= Alf Wallis =

Australian trade unionist (1888–1963)

Alfred Russell Wallis (16 April 1888 - 3 August 1963) was an Australian trade unionist and conciliation commissioner.

Born at North Carlton in Melbourne to carpenter William Wallis and Mary Ann, née Gorman, he attended state schools at Horsham and Moreland before becoming a cutter's apprentice and journeyman. He joined the Victorian Socialist Party (VSP) when he was eighteen, and in 1906 was sent to jail for thirty days for his part in the party's free speech campaign. On his release he joined the Victorian Clothing Operatives' Union and represented it in the Trades Hall Council, also being elected to the VSP's executive. However, the increased stress of these positions led to a breakdown and Wallis retired to the country to recover. He returned to his career in 1908 and 1909 was elected president of the Victorian branch of the Federated Clothing Trades Union of Australia. From 1912 he represented his union at state conferences of the Australian Labor Party.

In 1920 Wallis was appointed secretary of the Clothing Trades Union's Victorian branch and edited its journal, the Clothing Trades Gazette.
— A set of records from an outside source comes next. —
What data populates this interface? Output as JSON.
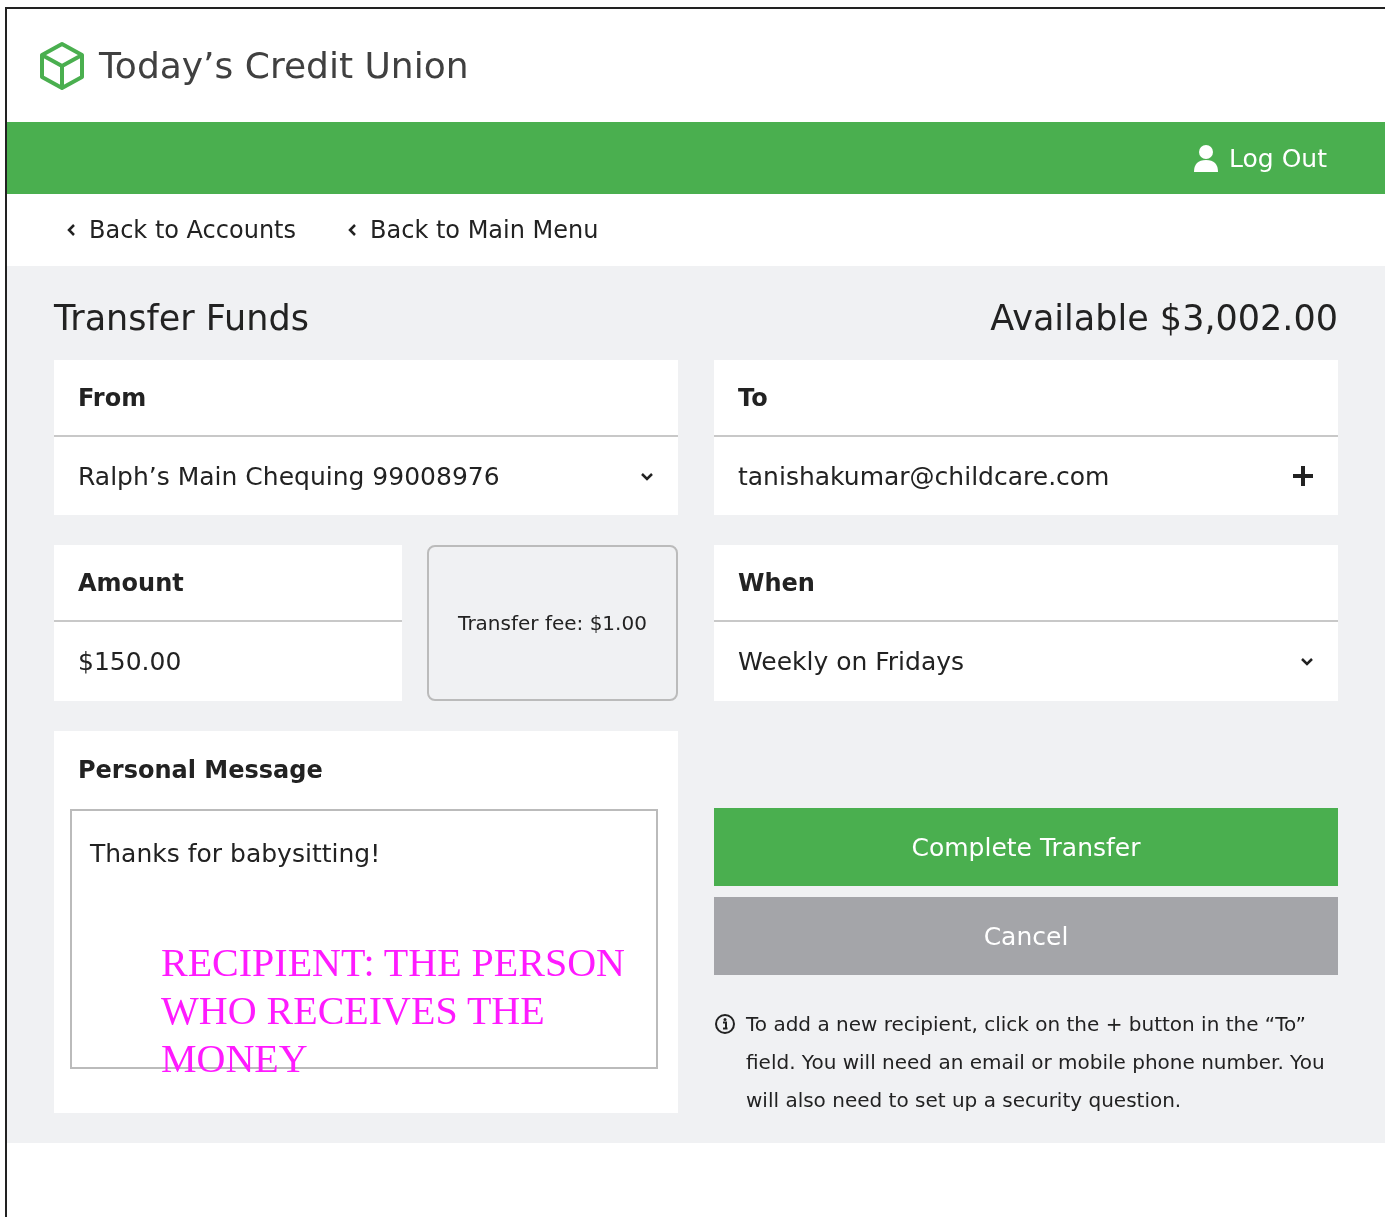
{
  "brand": {
    "name": "Today’s Credit Union"
  },
  "top_bar": {
    "logout": "Log Out"
  },
  "nav": [
    {
      "label": "Back to Accounts"
    },
    {
      "label": "Back to Main Menu"
    }
  ],
  "page": {
    "title": "Transfer Funds",
    "available": "Available $3,002.00"
  },
  "from": {
    "label": "From",
    "value": "Ralph’s Main Chequing 99008976"
  },
  "to": {
    "label": "To",
    "value": "tanishakumar@childcare.com"
  },
  "amount": {
    "label": "Amount",
    "value": "$150.00"
  },
  "fee": "Transfer fee: $1.00",
  "when": {
    "label": "When",
    "value": "Weekly on Fridays"
  },
  "message": {
    "label": "Personal Message",
    "value": "Thanks for babysitting!"
  },
  "annotation": "RECIPIENT: THE PERSON WHO RECEIVES THE MONEY",
  "buttons": [
    {
      "label": "Complete Transfer",
      "kind": "primary"
    },
    {
      "label": "Cancel",
      "kind": "secondary"
    }
  ],
  "note": "To add a new recipient, click on the + button in the “To” field. You will need an email or mobile phone number. You will also need to set up a security question."
}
At Collingwood on 5 March 1921 he married Josephine Wood. Wallis supported the Premiers' Plan and contested the Senate as a Labor candidate in 1931. In 1932 he was elected President of the Victorian Trades Hall Council, and in 1933 he was appointed the workers' delegate to the International Labour Conference in Geneva. In 1934 he was general secretary-treasurer of the Amalgamated Clothing and Allied Trades Union, serving until 1944. A workers' representative on the Women's Employment Board during World War II, Wallis was appointed a Commonwealth conciliation commissioner in 1947 and resigned from his union positions. He retired in 1953 and died at Fitzroy in 1963. Always a controversial figure, Wallis's later career made him enemies among his former union colleagues and his tendency towards prejudice against women and anti-Semitism made him unpopular among the clothing trades.